The shrinking of the big data promise

Markets do not have much patience for a commitment to techniques that don’t deliver. Unfortunately, spy agencies aren’t subject to this discipline

using a computer
It is not sorcery to predict that a woman who buys folic acid is pregnant Photograph: Johner Images / Alamy/Alamy

“Regression to the mean” is one of the subtlest concepts in statistical literacy – and yet it’s terribly simple. In plain English, “regression to the mean” is the idea that normally, things are pretty normal. That is, if you observe something abnormal – a high fever, a high share price, a long, unseasonable stretch of sunny or rainy days – then chances are that all will soon fall back within normal range. If you’re sick, you’ll probably get better (this is why so many quack cold remedies “work” – they take your mind off the passage of time while you wait for regression to the mean to assert itself).

Regression to the mean applies to commerce. An advertising technique that works very well today will probably work less well over time, as repetition and competition eat away at its novelty. Look at those “ghost ads” on the sides of faded Victorian buildings: apparently, it was once profitable to advertise soap with a slogan like “It makes you clean.”

Remember when Xynga’s “social games” like Farmville seemed to colonise the limbic systems of everyone you knew, stealing away their hours with a fiendishly addictive game-mechanic? In short order, most of Xynga’s players grew inured to the game’s temptations, leaving behind a rump of especially susceptible players who were not enough to sustain the game, nor its makers’ high-flying share price.

Likewise, the “surveillance business model” of building up detailed electronic dossiers on internet users in order to predict what they want to buy and how to sell it to them produced some genuinely impressive results in its early years. The serendipity of seeing an ad for something you had been thinking about proved very powerful in the early days of Facebook and the first generation of “retargeting” services.

But a look at Facebook’s ad-card rates shows that the novelty of this technique wears off fast. Facebook was founded on the premise that it could use its mounting dossier on your behavior to figure out how to sell you things faster than your natural defenses would repel its pitches. If that ideology was borne out, you’d expect to see the company’s cost-per-thousand ad rates climbing into the stratosphere. Instead, they’re damned close to the rate you’ll pay for regular, minimally targeted display advertising elsewhere.

The quarterly Facebook investor calls tell the story: Facebook’s growth area for revenue aren’t from predictive, targeted ads. Instead, the company is making good money from venture-backed games firms that pay “per acquisition” – from users actually installing their games. As Facebook doesn’t have to pay itself to advertise on its own service, it can simply wash its service in ads for games until the acquisitions take place. The cost per acquisition on Facebook is substantially in excess of what any game company could hope to earn from an average player, suggesting that this line of business is due for a crash.

The other profitable line for Facebook is sneakier, and possibly longer-lived. The company can easily see which of the commercial/brand/business pages on its service are growing fastest. These correspond to the businesses that are exerting the most energy to get their customers to follow them on Facebook and making Facebook most integral to their daily business.

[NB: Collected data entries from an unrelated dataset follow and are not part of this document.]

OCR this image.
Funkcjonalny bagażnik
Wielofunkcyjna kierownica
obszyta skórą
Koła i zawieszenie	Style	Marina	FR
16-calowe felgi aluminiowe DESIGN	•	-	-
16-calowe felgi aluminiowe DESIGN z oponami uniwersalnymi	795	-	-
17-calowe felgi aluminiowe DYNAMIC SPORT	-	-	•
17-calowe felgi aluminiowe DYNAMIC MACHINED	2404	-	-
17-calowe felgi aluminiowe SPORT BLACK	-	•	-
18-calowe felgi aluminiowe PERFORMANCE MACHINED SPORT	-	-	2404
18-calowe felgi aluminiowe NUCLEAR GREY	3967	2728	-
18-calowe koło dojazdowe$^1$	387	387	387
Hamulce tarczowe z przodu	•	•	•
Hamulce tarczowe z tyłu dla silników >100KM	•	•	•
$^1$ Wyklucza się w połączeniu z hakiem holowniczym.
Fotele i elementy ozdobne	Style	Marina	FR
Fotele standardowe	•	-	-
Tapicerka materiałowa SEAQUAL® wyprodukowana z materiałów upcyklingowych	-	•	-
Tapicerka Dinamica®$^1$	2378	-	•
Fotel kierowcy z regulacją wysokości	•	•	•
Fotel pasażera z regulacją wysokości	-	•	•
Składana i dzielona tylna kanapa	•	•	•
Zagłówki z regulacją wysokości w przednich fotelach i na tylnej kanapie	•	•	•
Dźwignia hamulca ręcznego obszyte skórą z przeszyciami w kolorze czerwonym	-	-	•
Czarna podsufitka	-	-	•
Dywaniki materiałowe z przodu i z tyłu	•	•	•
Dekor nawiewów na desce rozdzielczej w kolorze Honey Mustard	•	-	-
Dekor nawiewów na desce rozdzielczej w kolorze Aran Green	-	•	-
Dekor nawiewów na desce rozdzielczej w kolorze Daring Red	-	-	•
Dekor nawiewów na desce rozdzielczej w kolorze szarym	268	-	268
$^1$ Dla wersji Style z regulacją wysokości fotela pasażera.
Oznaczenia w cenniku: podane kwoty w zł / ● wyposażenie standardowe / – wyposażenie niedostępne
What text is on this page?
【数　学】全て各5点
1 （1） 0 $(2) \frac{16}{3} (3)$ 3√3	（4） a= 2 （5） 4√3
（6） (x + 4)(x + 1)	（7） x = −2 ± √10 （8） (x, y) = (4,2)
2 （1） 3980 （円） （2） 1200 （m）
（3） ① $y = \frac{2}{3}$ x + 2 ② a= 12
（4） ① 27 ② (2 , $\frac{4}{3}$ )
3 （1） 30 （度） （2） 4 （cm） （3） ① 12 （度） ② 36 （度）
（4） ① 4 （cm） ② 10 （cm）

When Facebook’s algorithms predict that a business is well and truly reliant upon Facebook to reach its customers, it simply switches off the business’s ability to reach those customers, so that new updates only go to a small fraction of the company’s followers. Thereafter, a Facebook salesperson gives the business a call and offer to turn the tap back on – for a price. That’s not the surveillance business-model. It’s a much older one: the drug-dealer business-model, where the first taste is free.

The Big Data success stories for predicting human behavior over long terms don’t bear scrutiny. It’s not a triumph of big data to predict that someone searching for “used cars” might respond to an ad for used cars. Neither is it sorcery to predict that a woman who buys folic acid is pregnant. It’s not big data to get paid when someone clicks on a loan application or installs a game.

Markets don’t solve all our problems, but they do not have much patience for an irrational, ideological commitment to techniques that don’t deliver. Facebook doubtless has internal fiefdoms that will be threatened by the company backing off its surveillance commitment, but it is also growing non-surveillance-oriented tendrils as fast as it can.

Unfortunately, spy agencies aren’t subject to this kind of discipline. The fact that the billions spent spying on everyone, always, has spectacularly failed to catch any terrorists is taken as proof that they’re not doing enough surveillance – not that untargeted, mass surveillance without particularised suspicion is a waste of money.

Of course, it helps that there are so many contractors and suppliers who lobby for spies to buy more of their gear and services.

Every technology is overhyped at its birth. The Gartner Hype Cycle has Big Data sliding into the long, deep “trough of disillusionment.” As the cycle astute observes, overpromising doesn’t mean there’s no there there. As big data techniques stabilise into a few applications where it works well and long, more of the surveillance business model will blow away.